Synthesizing the preferred inputs for neurons in neural networks via deep generator networks
This paper introduces DGN-AM: Deep Generator Network for Activation Maximization.
Training process
The training process involves 4 convolutional networks:
- \(E\), a fixed encoder network (the network being visualized)
- \(G\), a generator network that should be able to recover the original image from the output of \(E\)
- \(C\), a fixed “comparator” network
- \(D\), a discriminator
\(G\) is trained to invert a feature representation extracted by \(E\), and has to satisfy 3 objectives:
- For a feature vector \(y = E(x)\), the sythesized image \(G(y)\) has to be close to the original image \(x\)
- The features of the sythesized image \(C(G(y))\) have to be close to those of the real image \(C(x)\)
- \(D\) should be unable to distinguish \(G(y)\) from real images (like a GAN)

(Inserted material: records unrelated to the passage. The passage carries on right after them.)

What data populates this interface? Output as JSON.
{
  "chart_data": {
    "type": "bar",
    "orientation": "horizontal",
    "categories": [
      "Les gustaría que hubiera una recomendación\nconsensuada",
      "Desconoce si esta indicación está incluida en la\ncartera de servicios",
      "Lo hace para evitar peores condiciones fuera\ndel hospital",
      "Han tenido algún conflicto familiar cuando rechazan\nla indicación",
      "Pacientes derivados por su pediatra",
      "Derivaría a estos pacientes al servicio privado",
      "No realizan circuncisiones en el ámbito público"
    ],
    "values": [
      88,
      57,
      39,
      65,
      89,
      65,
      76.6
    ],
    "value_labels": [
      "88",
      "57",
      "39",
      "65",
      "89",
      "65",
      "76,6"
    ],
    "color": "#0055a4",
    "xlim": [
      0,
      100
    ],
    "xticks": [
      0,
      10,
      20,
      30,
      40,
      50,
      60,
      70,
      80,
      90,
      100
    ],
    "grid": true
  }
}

Architectures of the networks:
- \(E\) is CaffeNet (pretty much AlexNet) truncated at a certain layer
- \(C\) is CaffeNet up to layer
pool5
(the last pooling layer before the first FC) - \(D\) is a convolutional network with 5 conv + 2 FC
- \(G\) is an “upconvolutional” architecture with 9 upconv + 3 FC
Choice of layer for representation
The best layer was determined empirically to be fc6
.
Comparison with previous work
Applications
- Generate images that maximally activate a class neuron
- Generate images that maximally activate a hidden neuron
- Watch how features evolve during training
- “Produce creative, original art by synthesizing images that activate two neurons at the same time.” (See images in section S8.)